The digital security firm Gemalto fell by more than 19 percent after several rating downgrades. The firm issued its fourth profit warning since October last week.
Meanwhile, in France, the figures showed a slowdown in economic activity. IHS Markit's purchasing managers' survey dropped slightly to 55.7 from 56.6.
In the euro zone, economic activity also fell in July. The flash IHS Markit's monthly purchasing manager's index for the euro zone came in at 55.8 in July from 56.3 in June.
President Donald Trump said Sunday he is willing to sign new sanctions against Russia.

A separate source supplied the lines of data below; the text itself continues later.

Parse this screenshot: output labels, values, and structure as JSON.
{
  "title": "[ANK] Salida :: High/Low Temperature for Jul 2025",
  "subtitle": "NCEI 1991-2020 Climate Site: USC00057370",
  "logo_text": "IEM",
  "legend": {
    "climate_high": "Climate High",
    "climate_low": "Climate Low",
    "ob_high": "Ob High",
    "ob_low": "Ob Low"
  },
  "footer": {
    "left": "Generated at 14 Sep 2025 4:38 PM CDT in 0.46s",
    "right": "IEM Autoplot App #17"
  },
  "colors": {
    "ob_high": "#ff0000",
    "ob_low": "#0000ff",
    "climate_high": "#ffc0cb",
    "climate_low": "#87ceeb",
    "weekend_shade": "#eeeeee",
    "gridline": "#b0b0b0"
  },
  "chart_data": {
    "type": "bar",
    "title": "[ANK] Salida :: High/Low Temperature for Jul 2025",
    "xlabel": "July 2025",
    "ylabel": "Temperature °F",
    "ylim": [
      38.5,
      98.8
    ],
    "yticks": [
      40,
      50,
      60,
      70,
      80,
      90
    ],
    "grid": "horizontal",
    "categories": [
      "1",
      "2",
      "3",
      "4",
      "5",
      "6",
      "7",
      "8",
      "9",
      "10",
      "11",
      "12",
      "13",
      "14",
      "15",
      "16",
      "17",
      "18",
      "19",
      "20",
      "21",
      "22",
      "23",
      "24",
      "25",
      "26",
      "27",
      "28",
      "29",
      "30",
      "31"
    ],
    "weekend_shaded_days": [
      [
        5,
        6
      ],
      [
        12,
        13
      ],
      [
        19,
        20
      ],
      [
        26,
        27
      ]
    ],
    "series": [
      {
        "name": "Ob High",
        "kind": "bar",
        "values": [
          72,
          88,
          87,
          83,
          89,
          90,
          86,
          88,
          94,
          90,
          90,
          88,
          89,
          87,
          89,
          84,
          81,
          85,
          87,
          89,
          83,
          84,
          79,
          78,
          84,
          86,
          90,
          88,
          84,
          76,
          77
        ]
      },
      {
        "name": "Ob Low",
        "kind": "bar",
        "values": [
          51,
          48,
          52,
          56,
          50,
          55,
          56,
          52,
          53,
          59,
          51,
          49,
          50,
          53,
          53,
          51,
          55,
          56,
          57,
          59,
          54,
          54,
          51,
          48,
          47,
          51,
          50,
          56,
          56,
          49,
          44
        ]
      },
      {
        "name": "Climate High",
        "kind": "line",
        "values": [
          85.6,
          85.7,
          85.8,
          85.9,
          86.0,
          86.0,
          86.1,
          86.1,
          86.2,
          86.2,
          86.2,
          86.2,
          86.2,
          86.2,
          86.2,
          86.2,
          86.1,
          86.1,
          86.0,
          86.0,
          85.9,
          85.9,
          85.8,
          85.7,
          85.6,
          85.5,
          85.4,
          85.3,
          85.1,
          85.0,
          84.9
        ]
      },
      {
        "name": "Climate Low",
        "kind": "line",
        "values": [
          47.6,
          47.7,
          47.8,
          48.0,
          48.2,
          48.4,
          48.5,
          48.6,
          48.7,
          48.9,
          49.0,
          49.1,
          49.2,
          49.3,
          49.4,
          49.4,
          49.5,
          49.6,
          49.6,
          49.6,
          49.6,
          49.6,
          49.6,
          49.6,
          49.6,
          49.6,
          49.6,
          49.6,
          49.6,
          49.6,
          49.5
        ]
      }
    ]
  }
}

However, in Europe, the European Commission's President Jean-Claude Juncker warned that there will be retaliations on the U.S. if it pushes sanctions affecting European companies.
His son-in-law Jared Kushner went before a Senate Intelligence committee Monday to provide evidence on four meetings with Russians during the 2016 U.S. Presidential election. In a statement released ahead of the meeting, Kushner denied allegations of collusion.
In currency markets, the euro held at two-year highs following remarks by ECB President Mario Draghi last week, while the dollar remained weak ahead of the U.S. Federal Reserve's policy meeting later in the week.